Wednesday, October 13, 2010

No Response

I've been through the query ringer before.  Now, as I dive back through, and conduct my research yet again, I find a good deal of agents these days subscribing to the non-response method of rejection.  While I can fully appreciate the amount of work these folks do, and reading hundreds of queries per week, in addition to any manuscripts they have, plus editing, and actually selling these projects, certainly counts as busy work, I can't for the life of me understand this non-repsonse.

How hard can it be to set up an automatic I DON'T LIKE IT email.  Heck, just have your interns do it.   I've been scouring the threads on Absolute Write and by gum, some folks are complaining they even get no response to fulls and partials.  Seriously, what gives?  You mean to say you're going to take the time to read something that you requested knowing full well that author is biting their nails just waiting to know what you think, and then...nothing.

But we, the querying writers, are expected to maintain professionalism at all costs.

Now, this may seem like an angry rant, and I suppose it is, but it's something of a two way street.  When I see that no response is a no, I lean toward no query.  Of course, leaning is still going, it only results in a more crooked path.  In other words, I still query, because I still want that agent, and lets face it, if we think we're good enough to query, we certainly don't expect rejection.

Except that we do.  And that part really sucks.  In the land of the query, a ten percent request rate is pretty good.  Without trying too hard, I can't think of too many other circumstances where abysmal failure is considered success.  But I suppose that's something to write about.

8 comments:

Traci said...

I completely agree - I know the agents are swamped with more queries than ever before, but really, how long does it take to send out a form email rejection?

And especially on partials/fulls - those should always, always be responded to, imo.

Though I love the convenience (and no-cost!) of email queries, I'm afraid the "cost" is that we get treated this way (no-responses). *sigh*

Matt said...

I'm down with you on cost.
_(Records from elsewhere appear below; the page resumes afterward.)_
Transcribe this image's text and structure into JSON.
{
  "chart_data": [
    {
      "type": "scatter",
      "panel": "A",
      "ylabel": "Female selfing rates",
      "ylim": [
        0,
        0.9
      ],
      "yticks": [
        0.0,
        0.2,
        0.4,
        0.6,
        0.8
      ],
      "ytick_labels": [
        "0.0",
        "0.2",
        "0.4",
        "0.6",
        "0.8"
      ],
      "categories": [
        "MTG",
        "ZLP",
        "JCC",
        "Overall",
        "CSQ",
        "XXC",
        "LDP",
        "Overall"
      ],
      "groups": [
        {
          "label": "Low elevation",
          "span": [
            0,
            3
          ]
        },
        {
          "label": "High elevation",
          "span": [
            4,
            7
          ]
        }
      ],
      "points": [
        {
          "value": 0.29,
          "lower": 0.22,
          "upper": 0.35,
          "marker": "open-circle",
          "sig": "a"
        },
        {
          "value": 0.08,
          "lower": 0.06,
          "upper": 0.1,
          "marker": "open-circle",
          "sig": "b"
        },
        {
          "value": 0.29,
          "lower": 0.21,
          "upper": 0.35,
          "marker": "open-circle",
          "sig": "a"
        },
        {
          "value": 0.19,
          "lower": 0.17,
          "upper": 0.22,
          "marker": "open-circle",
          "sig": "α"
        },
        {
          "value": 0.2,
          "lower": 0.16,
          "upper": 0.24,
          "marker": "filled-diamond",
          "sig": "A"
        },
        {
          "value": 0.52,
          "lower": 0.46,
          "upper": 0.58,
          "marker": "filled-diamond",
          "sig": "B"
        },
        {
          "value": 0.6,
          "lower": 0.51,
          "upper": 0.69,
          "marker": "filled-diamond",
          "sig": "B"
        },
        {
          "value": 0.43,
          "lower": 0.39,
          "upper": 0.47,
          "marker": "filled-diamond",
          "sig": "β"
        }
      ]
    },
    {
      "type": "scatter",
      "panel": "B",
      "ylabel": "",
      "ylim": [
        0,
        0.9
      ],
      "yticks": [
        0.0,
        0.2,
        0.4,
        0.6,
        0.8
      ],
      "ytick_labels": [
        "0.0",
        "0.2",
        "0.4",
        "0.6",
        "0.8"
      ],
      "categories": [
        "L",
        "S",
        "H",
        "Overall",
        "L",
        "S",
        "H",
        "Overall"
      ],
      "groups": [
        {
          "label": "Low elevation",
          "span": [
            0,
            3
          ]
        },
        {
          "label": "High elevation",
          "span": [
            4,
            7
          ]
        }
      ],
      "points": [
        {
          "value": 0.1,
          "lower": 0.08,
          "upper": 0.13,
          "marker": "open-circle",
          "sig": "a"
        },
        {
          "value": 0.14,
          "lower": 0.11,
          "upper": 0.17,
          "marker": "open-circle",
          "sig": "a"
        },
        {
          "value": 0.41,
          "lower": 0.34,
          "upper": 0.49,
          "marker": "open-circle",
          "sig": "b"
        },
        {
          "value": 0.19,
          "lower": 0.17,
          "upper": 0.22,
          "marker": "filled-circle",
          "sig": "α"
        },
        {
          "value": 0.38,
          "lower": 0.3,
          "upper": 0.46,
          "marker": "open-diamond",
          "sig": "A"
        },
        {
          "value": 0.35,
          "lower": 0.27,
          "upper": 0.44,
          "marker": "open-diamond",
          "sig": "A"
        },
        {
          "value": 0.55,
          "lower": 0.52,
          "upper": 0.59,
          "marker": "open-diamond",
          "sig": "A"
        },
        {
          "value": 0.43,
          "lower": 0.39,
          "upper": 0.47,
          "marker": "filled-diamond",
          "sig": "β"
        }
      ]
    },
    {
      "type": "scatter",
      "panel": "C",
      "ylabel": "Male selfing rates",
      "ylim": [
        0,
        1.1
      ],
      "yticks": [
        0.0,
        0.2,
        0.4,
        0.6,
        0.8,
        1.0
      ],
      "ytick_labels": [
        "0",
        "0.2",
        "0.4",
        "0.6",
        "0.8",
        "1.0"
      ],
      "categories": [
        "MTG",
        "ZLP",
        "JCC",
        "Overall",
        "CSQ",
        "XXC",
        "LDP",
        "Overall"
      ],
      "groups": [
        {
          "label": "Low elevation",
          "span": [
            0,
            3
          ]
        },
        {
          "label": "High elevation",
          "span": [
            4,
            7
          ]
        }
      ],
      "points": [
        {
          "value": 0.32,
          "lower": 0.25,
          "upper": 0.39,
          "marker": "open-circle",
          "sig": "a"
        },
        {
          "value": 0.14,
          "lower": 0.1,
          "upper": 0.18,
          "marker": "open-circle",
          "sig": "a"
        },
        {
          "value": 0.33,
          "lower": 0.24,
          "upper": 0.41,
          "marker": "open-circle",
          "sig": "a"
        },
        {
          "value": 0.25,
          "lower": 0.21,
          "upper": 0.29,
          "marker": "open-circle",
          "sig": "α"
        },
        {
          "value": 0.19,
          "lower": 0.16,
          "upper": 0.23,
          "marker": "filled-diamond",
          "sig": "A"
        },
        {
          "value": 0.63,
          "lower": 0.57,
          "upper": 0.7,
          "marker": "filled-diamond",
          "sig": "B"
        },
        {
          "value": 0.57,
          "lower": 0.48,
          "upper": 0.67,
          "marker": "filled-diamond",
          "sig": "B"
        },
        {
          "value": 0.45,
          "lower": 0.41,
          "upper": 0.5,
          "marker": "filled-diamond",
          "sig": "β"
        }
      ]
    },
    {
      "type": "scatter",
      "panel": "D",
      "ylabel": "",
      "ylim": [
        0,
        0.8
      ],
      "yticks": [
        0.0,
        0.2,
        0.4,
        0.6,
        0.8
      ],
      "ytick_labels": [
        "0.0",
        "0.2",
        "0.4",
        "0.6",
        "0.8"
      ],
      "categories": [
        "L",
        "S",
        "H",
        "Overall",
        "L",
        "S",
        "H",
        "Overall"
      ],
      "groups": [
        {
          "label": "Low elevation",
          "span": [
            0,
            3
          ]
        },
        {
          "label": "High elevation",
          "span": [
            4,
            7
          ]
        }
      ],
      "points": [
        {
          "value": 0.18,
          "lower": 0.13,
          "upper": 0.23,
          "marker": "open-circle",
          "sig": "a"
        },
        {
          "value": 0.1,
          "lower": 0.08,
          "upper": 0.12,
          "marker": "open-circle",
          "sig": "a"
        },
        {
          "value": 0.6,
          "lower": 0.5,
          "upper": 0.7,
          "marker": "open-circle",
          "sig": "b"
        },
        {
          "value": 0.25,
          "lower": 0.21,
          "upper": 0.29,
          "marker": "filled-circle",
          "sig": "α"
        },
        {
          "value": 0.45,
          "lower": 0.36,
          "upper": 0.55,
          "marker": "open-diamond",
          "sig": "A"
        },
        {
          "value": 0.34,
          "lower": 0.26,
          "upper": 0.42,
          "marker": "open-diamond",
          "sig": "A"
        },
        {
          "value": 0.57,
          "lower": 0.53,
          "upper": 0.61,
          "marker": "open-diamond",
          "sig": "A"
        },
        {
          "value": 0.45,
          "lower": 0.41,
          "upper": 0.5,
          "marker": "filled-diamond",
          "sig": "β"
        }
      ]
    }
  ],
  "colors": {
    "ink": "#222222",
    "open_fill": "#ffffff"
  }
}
I only send email queries anymore, although it's rare to find anyone who won't accept email queries.

Traci said...

It's weird - two of the agents who've shown me the most interest so far have requested SNAIL mail on their submissions (even though I originally e-queried them!).

In fact, one asked me to FedEx the manuscript (which I did) overnight, costing a whopping $80!! I think that's ridiculous, as it would've taken 10 seconds (and not a single dime) for me to email it even faster.

Still, I have to say, if they're a solid agency and they're showing interest, I'll do whatever they want me to do, in terms of snail mail vs. email. But it's surprising how many are still requiring their requested material that way...

Traci said...

Question - are you putting your blog link into your query letter? I finally decided to include mine after my signature, just thinking it might show agents I was serious about the writing process. Not sure if any of them have visited, though...

Matt said...

I finally did put my blog link in. I actually included it as a line in my bio. Silly I know, but it goes something like this...

I am the author of the wildly popular (okay, that may be a bit of a stretch) blog, Pensive Sarcasm.

No way of knowing if they are reading.

Oh, and get this. I just re-queried someone I never heard from, using the previous address from my sent folder. It came back as undeliverable. I had left out one letter in their address. Explains that non-response.

Traci said...

LOL - love the way you included it. I think it'll make them smile.

Yep, I've gotten addresses wrong before - and - accidentally queried agents more than once, only hours or days apart, lol. Umm, not good.... That might explain those no-responses. :-)

Ted Cross said...

I only do email. Heck, this is modern times. An agent who does snail mail is not the right agent for me.

I fully agree that it is unprofessional for agents to have a non-response policy.

Travener said...

I have ranted on this subject myself -- in my last blog post, actually.

I understand that agents don't want to get follow-up rants from angry writers, but there are ways around that.

It's just ridiculous for them not to respond. Only takes a second to say, "Frak off, loser."